The MOHs technique is a tissue sparing surgical route for removal of low grade skin cancers. It is the best technique to remove skin cancers of the face due to the tissue sparing effect of the procedure. The MOHs procedure is necessary in order to ensure all the margins area clear of the cancer cells. A biopsy would not be adequate to removal the complete basal cell. Additionally, the closure from the excision is often longer than the excision. This is necessary in order to get a smooth and cosmetically elegant appearance.
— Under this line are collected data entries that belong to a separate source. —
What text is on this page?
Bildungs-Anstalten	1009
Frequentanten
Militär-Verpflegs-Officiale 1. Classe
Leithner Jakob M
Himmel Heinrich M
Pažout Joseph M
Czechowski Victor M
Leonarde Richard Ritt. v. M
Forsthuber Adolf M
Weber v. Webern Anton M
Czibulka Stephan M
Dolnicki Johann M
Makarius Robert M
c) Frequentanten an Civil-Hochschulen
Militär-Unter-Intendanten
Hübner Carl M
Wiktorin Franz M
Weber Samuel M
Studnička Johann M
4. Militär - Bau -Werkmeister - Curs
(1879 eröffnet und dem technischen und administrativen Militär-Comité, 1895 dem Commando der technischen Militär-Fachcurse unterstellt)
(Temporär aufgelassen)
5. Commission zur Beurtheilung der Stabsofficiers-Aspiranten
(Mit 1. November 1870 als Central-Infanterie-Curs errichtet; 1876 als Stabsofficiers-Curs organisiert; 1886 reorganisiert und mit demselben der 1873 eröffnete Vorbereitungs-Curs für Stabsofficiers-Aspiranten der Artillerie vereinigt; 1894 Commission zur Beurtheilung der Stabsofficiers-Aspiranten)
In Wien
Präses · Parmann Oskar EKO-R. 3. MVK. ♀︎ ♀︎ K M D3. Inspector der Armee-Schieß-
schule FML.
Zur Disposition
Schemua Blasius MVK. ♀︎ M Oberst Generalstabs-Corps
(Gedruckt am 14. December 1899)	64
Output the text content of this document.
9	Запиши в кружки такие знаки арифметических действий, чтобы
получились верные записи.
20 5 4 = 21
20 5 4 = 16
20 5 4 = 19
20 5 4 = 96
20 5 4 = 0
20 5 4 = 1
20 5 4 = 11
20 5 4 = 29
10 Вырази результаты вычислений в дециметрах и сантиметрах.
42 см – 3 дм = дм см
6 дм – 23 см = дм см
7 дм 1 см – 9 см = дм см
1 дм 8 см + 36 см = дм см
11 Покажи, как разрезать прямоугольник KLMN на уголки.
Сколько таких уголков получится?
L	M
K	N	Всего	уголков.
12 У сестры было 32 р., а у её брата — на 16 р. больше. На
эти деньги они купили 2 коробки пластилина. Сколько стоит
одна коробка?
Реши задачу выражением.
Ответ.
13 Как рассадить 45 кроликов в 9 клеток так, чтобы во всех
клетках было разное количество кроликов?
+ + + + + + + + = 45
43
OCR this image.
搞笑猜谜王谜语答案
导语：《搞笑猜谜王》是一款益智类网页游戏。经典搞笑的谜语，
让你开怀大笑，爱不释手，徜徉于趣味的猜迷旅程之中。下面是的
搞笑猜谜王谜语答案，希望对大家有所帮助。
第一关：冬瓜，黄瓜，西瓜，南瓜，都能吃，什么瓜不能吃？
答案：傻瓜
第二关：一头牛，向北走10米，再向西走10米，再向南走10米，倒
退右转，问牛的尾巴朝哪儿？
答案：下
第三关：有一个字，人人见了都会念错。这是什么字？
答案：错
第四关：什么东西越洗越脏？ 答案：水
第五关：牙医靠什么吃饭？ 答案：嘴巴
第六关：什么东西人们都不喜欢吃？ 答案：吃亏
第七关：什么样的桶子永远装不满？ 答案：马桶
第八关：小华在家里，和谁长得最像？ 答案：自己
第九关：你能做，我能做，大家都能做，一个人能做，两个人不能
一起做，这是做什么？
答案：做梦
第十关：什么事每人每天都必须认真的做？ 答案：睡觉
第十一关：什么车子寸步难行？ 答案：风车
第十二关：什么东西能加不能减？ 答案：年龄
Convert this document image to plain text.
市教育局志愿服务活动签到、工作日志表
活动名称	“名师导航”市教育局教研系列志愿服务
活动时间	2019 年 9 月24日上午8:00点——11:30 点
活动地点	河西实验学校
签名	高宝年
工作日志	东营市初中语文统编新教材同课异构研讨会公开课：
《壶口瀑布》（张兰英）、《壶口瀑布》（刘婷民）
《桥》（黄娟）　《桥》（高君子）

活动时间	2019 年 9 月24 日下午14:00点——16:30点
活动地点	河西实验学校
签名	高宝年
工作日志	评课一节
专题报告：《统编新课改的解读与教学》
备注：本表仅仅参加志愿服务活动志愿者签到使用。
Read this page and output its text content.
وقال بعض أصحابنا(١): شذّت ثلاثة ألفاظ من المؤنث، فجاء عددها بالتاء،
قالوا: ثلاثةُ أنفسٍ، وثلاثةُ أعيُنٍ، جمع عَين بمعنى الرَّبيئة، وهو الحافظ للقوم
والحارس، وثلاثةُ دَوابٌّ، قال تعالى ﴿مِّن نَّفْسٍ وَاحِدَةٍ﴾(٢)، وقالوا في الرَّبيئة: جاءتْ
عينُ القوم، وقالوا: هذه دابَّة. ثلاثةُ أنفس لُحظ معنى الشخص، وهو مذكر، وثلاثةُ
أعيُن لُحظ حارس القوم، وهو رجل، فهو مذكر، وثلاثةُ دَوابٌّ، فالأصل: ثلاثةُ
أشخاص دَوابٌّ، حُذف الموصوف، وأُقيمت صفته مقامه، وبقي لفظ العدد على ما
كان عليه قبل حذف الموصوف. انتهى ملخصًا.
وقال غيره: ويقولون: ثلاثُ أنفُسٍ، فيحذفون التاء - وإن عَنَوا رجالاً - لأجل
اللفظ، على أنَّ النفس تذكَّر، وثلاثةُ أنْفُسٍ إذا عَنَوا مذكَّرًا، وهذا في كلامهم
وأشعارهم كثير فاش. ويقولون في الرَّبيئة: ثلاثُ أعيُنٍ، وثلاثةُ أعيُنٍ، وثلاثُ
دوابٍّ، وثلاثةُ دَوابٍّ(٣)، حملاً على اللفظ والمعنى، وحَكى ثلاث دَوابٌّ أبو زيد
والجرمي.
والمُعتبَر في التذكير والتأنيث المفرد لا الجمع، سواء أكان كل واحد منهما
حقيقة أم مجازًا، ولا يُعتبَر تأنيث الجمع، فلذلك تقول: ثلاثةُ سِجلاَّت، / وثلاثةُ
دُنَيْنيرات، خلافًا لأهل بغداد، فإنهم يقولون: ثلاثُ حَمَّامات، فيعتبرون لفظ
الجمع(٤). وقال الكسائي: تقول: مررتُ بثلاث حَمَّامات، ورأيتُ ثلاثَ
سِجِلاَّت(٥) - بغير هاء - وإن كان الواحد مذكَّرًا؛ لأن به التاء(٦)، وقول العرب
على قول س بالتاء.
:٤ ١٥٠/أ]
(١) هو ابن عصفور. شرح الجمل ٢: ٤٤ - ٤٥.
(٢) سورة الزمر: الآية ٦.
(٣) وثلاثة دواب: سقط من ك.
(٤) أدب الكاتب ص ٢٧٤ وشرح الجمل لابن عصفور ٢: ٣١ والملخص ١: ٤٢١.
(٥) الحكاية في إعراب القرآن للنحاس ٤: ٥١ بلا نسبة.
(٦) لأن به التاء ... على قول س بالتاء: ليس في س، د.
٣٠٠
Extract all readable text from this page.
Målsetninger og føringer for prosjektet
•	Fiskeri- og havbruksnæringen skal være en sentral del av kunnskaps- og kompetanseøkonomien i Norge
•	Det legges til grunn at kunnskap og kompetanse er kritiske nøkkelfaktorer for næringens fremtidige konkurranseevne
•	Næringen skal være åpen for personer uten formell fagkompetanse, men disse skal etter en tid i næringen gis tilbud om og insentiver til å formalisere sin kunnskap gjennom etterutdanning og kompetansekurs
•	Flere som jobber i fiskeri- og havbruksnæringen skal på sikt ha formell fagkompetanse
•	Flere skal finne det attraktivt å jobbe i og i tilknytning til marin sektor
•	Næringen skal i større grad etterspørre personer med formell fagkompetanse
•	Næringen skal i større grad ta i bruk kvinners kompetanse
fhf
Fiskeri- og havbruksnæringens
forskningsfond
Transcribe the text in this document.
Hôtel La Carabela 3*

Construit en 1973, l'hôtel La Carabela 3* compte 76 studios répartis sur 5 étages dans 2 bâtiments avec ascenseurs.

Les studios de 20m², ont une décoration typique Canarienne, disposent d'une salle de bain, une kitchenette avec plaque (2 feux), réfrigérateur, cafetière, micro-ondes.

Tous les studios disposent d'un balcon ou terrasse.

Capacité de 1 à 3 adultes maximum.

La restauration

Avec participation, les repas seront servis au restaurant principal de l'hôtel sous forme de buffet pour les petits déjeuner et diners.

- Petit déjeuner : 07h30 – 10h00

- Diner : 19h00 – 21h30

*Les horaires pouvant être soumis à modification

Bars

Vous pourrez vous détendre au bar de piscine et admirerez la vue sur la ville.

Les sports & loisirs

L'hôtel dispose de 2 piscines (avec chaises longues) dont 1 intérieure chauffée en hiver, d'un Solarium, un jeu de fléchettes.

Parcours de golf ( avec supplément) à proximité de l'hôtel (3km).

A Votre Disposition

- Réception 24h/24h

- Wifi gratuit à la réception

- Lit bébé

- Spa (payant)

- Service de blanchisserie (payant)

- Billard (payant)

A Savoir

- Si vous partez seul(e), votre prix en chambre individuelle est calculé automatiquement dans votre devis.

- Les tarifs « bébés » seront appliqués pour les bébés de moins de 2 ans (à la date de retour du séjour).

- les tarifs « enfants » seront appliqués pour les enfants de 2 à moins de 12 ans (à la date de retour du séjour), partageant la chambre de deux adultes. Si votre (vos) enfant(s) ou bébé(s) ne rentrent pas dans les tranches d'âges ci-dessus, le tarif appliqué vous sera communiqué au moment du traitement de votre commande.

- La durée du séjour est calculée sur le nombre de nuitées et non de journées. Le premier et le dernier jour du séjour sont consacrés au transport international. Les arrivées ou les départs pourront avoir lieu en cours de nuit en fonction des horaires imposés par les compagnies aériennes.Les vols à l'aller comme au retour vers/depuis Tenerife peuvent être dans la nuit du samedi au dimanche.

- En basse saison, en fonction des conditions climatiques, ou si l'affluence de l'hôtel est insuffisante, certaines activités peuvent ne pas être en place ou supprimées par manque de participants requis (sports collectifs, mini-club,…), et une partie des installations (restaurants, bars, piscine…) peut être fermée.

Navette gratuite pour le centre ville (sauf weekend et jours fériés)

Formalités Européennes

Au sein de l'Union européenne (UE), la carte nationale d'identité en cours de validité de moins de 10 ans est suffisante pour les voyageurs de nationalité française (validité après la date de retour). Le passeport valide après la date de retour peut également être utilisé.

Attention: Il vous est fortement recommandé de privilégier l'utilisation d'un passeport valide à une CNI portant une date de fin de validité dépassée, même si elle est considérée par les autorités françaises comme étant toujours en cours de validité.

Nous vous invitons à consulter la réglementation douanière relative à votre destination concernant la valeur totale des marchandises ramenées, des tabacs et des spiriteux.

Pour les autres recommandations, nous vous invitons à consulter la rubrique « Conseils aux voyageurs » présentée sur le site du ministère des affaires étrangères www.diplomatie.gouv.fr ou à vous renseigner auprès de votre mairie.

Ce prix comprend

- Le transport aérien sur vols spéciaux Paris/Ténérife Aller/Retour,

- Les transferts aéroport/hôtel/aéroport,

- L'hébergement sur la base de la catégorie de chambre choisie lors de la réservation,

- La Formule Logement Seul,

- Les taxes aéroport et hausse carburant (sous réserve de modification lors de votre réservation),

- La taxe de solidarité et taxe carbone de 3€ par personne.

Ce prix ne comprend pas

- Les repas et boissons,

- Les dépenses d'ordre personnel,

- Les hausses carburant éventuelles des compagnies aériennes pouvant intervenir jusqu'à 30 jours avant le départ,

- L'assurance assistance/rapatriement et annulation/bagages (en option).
I find that patients are often surprised at how long we need to make incision lines relative to the defect size. This often has to do with the need to ensure that the resulting closure has a smooth contour. Fortunately these incision lines usually fade with time.
Mohs is a tissue sparing technique, so no more tissue is removed than necessary. However, the closure is often longer than may be expected to achieve the best cosmetic result for the patients. Typically, the sites heal beautifully with almost unnoticeable scars. Biopsies do not check for margins--the tissue is processed completely differently than with Mohs and it is not possible to adequately check margins with a biopsy specimen.